18013738. Methods and Systems for Improving Measurement of Sleep Data by Classifying Users Based on Sleeper Type simplified abstract (Google LLC)
Contents
- 1 Methods and Systems for Improving Measurement of Sleep Data by Classifying Users Based on Sleeper Type
- 1.1 Organization Name
- 1.2 Inventor(s)
- 1.3 Methods and Systems for Improving Measurement of Sleep Data by Classifying Users Based on Sleeper Type - A simplified explanation of the abstract
- 1.4 Simplified Explanation
- 1.5 Potential Applications
- 1.6 Problems Solved
- 1.7 Benefits
- 1.8 Potential Commercial Applications
- 1.9 Possible Prior Art
- 1.9.1 Unanswered Questions
- 1.9.2 How does the wearable computing system determine the sleeper type of the user based on the motion sensor data collected during sleep?
- 1.9.3 What are the specific sleep characteristics that the wearable computing system can determine for the user during the second period of data collection?
- 1.10 Original Abstract Submitted
Methods and Systems for Improving Measurement of Sleep Data by Classifying Users Based on Sleeper Type
Organization Name
Inventor(s)
Alexander Statan of Berkeley CA (US)
Sarah Ann Stokes Kernasovskiy of San Francisco CA (US)
Alexandros Antonios Pantelopoulos of El Cerrito CA (US)
Conor Joseph Heneghan of Campbell CA (US)
Methods and Systems for Improving Measurement of Sleep Data by Classifying Users Based on Sleeper Type - A simplified explanation of the abstract
This abstract first appeared for US patent application 18013738 titled 'Methods and Systems for Improving Measurement of Sleep Data by Classifying Users Based on Sleeper Type
Simplified Explanation
The present disclosure is directed towards systems and methods for improving analysis of sleep data by classifying users based on sleeper type.
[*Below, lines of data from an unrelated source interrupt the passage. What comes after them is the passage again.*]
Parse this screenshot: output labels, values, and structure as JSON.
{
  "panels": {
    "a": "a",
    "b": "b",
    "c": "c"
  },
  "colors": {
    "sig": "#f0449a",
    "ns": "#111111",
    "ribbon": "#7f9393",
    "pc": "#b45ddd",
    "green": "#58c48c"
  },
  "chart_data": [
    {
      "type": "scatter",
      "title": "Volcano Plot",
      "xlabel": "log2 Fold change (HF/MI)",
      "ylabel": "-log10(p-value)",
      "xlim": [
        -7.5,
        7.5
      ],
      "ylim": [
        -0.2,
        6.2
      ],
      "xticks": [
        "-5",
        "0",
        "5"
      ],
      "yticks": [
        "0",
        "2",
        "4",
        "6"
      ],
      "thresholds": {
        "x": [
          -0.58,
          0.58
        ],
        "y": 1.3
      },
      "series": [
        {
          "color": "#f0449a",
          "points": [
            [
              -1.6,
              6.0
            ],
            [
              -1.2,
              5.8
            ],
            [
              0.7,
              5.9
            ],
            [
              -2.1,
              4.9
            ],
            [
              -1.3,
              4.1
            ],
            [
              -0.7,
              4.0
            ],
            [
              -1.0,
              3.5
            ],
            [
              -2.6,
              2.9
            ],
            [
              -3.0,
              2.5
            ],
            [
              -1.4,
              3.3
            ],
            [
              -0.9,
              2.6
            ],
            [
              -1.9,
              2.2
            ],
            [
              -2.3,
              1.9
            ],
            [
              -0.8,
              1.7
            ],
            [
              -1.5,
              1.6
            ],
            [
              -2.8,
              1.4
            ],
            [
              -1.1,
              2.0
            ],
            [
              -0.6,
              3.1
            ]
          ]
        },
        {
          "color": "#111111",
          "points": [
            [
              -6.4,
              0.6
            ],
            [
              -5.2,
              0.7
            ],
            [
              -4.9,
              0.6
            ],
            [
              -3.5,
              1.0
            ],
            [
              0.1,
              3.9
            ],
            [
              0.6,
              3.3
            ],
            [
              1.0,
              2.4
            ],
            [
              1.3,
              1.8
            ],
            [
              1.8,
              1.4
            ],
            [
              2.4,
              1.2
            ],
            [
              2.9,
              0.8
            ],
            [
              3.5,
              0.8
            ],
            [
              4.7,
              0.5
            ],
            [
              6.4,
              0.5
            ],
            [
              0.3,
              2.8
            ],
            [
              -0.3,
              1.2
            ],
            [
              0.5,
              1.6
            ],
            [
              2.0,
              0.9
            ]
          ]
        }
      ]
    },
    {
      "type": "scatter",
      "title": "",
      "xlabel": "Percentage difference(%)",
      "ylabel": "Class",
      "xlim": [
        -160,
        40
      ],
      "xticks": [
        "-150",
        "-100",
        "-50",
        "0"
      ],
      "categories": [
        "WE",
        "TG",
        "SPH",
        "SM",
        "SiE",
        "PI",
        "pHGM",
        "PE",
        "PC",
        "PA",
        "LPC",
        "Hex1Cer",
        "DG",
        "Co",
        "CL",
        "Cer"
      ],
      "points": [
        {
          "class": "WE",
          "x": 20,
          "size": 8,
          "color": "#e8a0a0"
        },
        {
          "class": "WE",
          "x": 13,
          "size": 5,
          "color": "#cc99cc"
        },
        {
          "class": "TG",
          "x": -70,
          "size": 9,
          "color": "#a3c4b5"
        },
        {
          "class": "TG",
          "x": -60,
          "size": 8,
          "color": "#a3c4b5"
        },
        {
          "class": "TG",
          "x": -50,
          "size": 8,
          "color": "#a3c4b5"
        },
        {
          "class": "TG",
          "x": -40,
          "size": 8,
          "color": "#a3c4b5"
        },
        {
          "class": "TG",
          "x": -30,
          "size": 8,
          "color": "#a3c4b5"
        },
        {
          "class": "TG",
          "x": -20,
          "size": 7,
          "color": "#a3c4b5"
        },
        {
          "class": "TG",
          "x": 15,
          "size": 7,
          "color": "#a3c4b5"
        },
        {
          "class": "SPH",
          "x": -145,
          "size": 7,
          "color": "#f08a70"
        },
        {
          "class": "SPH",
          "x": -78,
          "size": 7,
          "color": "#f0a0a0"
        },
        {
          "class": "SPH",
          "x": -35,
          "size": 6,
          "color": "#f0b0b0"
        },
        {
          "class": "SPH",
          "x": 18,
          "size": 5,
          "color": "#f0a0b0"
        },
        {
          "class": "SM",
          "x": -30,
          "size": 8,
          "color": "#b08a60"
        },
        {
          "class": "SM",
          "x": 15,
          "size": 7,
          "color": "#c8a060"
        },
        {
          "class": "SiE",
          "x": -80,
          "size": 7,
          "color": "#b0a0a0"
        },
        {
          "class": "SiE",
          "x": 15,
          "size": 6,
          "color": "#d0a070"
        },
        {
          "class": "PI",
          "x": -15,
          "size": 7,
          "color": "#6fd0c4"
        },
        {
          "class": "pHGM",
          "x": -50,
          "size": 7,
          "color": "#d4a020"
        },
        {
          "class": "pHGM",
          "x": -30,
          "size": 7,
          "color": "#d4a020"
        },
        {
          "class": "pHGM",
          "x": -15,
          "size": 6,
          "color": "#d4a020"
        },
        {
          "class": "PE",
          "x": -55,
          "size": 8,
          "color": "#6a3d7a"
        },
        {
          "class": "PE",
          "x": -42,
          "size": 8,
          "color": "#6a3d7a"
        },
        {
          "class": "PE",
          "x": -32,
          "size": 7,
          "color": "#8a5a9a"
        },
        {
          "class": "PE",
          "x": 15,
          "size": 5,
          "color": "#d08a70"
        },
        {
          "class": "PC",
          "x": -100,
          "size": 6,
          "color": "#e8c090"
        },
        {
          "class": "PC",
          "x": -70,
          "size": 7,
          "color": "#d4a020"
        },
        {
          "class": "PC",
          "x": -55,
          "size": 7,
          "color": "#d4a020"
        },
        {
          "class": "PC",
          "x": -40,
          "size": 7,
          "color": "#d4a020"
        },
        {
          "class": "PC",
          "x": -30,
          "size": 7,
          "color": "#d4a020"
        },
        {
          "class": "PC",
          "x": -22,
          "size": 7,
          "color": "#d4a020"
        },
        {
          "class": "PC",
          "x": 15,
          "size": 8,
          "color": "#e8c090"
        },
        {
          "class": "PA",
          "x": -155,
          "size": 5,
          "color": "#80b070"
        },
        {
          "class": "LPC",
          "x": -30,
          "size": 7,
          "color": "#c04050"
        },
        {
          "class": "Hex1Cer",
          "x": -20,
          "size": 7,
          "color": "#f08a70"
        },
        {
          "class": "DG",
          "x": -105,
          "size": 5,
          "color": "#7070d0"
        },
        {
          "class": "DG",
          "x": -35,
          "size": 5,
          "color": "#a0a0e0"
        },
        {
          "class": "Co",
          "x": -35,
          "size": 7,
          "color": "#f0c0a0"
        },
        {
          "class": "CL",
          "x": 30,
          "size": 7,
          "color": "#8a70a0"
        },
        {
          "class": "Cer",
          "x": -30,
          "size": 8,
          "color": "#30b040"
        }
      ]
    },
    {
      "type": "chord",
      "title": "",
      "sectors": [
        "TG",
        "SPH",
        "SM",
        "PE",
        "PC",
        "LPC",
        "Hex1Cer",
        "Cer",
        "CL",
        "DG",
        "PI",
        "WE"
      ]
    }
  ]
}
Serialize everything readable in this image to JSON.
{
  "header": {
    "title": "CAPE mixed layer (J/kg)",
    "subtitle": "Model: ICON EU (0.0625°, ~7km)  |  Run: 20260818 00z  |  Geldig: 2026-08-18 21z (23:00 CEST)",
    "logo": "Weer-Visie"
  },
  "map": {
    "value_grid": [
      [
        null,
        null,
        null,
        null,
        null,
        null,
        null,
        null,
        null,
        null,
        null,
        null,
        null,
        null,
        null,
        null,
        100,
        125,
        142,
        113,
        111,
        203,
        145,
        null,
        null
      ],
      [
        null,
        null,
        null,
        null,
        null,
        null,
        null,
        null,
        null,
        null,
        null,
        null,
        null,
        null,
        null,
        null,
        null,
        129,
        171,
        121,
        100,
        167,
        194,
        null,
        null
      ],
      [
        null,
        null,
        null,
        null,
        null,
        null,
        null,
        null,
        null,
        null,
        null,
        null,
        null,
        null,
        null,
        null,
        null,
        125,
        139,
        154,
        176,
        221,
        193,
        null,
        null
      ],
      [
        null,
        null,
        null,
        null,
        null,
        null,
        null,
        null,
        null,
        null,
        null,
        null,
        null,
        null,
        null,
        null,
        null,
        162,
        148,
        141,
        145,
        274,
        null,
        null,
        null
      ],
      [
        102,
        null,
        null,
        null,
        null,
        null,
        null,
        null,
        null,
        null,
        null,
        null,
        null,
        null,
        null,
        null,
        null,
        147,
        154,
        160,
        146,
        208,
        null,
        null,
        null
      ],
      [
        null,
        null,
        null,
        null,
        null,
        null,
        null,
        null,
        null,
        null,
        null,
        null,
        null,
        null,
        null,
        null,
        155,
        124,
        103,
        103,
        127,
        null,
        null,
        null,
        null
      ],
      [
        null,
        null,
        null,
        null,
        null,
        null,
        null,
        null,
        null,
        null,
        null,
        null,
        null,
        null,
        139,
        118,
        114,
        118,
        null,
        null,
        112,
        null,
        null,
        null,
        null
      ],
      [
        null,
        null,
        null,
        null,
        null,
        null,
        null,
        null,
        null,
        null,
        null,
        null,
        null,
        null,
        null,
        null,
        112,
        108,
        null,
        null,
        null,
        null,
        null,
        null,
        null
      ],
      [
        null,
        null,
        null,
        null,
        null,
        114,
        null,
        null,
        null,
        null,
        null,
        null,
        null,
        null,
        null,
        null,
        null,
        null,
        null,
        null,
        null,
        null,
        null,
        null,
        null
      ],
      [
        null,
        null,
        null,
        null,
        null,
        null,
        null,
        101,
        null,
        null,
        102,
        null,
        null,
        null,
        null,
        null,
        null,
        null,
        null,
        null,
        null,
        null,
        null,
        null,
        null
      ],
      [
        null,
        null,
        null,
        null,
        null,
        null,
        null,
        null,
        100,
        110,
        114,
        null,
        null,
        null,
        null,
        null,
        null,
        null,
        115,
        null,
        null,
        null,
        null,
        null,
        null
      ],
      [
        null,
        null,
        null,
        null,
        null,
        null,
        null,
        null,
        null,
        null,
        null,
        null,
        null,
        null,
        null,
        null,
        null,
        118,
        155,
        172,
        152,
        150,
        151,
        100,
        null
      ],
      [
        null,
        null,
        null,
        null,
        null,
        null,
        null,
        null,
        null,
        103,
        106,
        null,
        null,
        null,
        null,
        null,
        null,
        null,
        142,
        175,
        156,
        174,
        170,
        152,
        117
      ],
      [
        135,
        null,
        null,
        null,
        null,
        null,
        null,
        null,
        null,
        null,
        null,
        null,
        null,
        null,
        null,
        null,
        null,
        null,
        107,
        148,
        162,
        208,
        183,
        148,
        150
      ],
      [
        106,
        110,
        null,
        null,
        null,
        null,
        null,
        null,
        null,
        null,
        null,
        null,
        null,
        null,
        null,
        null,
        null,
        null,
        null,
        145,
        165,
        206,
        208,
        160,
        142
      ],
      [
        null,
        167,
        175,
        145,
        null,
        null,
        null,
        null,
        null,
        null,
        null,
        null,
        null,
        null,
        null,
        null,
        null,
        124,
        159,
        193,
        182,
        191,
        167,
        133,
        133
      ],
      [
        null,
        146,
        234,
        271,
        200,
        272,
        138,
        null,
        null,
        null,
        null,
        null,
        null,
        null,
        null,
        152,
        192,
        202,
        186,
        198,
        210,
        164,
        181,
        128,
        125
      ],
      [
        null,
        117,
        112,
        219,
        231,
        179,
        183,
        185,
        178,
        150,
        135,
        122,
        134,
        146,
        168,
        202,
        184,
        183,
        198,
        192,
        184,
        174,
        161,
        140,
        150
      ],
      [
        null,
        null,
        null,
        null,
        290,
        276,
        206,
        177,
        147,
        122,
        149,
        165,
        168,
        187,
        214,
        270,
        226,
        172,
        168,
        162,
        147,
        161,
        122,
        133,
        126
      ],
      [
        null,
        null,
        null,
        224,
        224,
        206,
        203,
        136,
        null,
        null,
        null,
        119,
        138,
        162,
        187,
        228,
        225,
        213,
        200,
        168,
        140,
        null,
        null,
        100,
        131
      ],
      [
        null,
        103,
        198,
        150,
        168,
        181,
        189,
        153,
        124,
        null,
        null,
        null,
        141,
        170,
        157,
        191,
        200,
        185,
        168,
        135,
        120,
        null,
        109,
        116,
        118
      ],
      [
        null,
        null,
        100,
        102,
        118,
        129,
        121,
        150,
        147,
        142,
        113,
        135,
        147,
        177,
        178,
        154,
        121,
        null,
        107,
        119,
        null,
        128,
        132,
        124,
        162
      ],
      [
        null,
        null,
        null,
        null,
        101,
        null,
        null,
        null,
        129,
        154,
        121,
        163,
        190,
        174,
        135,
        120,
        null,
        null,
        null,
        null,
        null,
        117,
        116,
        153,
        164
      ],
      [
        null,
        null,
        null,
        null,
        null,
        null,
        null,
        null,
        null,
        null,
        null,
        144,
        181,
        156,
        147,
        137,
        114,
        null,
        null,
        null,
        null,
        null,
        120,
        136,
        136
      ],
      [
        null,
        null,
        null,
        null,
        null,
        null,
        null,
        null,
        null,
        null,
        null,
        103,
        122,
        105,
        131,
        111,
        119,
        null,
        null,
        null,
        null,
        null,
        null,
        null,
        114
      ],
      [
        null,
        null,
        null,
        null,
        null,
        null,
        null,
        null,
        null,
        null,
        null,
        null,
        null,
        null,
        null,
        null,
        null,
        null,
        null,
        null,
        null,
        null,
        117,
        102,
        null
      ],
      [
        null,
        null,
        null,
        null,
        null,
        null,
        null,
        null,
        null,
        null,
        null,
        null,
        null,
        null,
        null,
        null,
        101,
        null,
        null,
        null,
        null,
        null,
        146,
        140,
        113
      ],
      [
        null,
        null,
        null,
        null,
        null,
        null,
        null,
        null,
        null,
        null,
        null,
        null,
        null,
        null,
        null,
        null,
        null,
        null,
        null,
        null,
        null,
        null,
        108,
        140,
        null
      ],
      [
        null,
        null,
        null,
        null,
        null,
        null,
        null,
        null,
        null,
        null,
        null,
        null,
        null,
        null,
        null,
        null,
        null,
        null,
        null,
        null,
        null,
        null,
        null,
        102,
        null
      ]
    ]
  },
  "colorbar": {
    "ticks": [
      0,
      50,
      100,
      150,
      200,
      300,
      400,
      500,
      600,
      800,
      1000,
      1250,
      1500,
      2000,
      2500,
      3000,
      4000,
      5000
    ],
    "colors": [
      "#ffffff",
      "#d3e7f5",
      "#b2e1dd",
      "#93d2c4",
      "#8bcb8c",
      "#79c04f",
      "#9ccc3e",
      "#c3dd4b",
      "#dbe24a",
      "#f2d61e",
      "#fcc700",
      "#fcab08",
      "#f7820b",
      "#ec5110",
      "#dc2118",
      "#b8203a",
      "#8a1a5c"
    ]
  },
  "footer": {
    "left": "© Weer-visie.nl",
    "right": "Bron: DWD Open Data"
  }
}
A wearable computing system can obtain motion sensor data from a user during a first period, determine the sleeper type of the user, select a sleep analysis model based on the sleeper type, and analyze motion sensor data from a second period to determine sleep characteristics for the user.
- Wearable computing system collects motion sensor data from user during sleep
- Determines sleeper type of user based on collected data
- Selects sleep analysis model based on sleeper type
- Analyzes motion sensor data from another period to determine sleep characteristics
Potential Applications
This technology can be applied in various fields such as healthcare, fitness tracking, and sleep research.
Problems Solved
This technology helps in accurately analyzing sleep data and providing personalized insights based on individual sleeper types.
Benefits
The benefits of this technology include improved sleep analysis, personalized sleep recommendations, and better understanding of sleep patterns.
Potential Commercial Applications
Potential commercial applications of this technology include wearable devices for sleep tracking, sleep clinics, and healthcare providers offering personalized sleep solutions.
Possible Prior Art
One possible prior art could be existing sleep tracking devices that analyze motion sensor data but may not classify users based on sleeper type.
Unanswered Questions
How does the wearable computing system determine the sleeper type of the user based on the motion sensor data collected during sleep?
The wearable computing system likely uses algorithms and machine learning techniques to analyze the patterns in the motion sensor data and classify the user into a specific sleeper type category.
What are the specific sleep characteristics that the wearable computing system can determine for the user during the second period of data collection?
The specific sleep characteristics could include metrics such as sleep duration, sleep quality, sleep stages, and movement patterns during sleep. The system may use the selected sleep analysis model to interpret the motion sensor data and derive these characteristics.
Original Abstract Submitted
The present disclosure is directed towards systems and methods for improving analysis of sleep data by classifying users based on sleeper type. In particular, a wearable computing system can obtain a first set of motion sensor data from the motion sensor for a user during a first period. The wearable computing system can determine a sleeper type from a plurality of sleeper types for the user based on the first set of motion sensor data received from the motion sensor. The wearable computing system can select a sleep analysis model from a plurality of sleep analysis models based on the sleeper type determined for the user. The wearable computing system can use the selected sleep analysis model to analyze a second set of motion sensor data from a second period to determine one or more sleep characteristics for the user during the second period.